Doubly Linked List Implementation
The vector we've already seen has a perfectly adequate implementation to be a Bidirectional List. All we need to do is add the extra member functions to it and its iterator; the old ones don't have to change.
type Vector<item-type> ... # already-existing data and methods
Implement this in terms of the original
insert-after() method. After that runs, we have to adjust iter's index so that it still refers to the same element.
method insert(iter:Bidirectional List Iterator<item-type>, new-item:item-type) insert-after(new Vector-Iterator(iter.array, iter.index-1)) iter.move-next() end method
Also implement this on in terms of an old function. After
remove-after() runs, the index will already be correct.
method remove(iter:Bidirectional List Iterator<item-type>) remove-after(new Vector-Iterator(iter.array, iter.index-1)) end method end type
In order to choose the correct data structure for the job, we need to have some idea of what we're going to *do* with the data.
- Do we know that we'll never have more than 100 pieces of data at any one time, or do we need to occasionally handle gigabytes of data ?
- How will we read the data out ? Always in chronological order ? Always sorted by name ? Randomly accessed by record number ?
- Will we always add/delete data to the end or to the beginning ? Or will we be doing a lot of insertions and deletions in the middle ?
We must strike a balance between the various requirements. If we need to frequently read data out in 3 different ways, pick a data structure that allows us to do all 3 things not-too-slowly. Don't pick some data structure that's unbearably slow for *one* way, no matter how blazingly fast it is for the other ways.
Often the shortest, simplest programming solution for some task will use a linear (1D) array.

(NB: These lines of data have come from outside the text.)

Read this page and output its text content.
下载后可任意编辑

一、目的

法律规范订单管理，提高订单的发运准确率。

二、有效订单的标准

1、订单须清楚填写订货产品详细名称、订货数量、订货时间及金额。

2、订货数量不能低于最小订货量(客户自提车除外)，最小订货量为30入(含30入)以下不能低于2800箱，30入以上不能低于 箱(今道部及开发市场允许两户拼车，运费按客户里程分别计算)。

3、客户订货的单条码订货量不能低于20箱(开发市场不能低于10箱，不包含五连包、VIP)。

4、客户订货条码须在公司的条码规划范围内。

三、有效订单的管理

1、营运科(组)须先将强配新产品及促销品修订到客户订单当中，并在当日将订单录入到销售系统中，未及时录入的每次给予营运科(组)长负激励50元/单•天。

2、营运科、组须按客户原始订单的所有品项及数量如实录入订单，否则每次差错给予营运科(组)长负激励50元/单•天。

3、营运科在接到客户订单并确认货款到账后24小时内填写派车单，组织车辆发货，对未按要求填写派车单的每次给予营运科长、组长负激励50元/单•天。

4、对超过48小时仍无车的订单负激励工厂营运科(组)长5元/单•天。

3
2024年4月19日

If we keep our data as an ADT, that makes it easier to temporarily switch to some other underlying data structure, and objectively measure whether it's faster or slower.
Advantages / Disadvantages
For the most part, an advantage of an array is a disadvantage of a linked-list, and vice versa.
- Array Advantages (vs. Link-Lists)
- Index - Fast access to every element in the array using an index , not so with linked list where elements in beginning must be traversed to your desired element.
- Faster - In general, It is faster to access an element in an array than accessing an element in a linked-list.
- Link-Lists Advantages (vs. Arrays)
- Resize - Can easily resize the link-list by adding elements without affecting the majority of the other elements in the link-list.
- Insertion - Can easily insert an element in the middle of a linked-list, (the element is created and then you code pointers to link this element to the other element(s) in the link-list).
Side-note: - How to insert an element in the middle of an array. If an array is not full, you take all the elements after the spot or index in the array you want to insert, and move them forward by 1, then insert your element. If the array is already full and you want to insert an element, you would have to, in a sense, 'resize the array.' A new array would have to be made one size larger than the original array to insert your element, then all the elements of the original array are copied to the new array taking into consideration the spot or index to insert your element, then insert your element.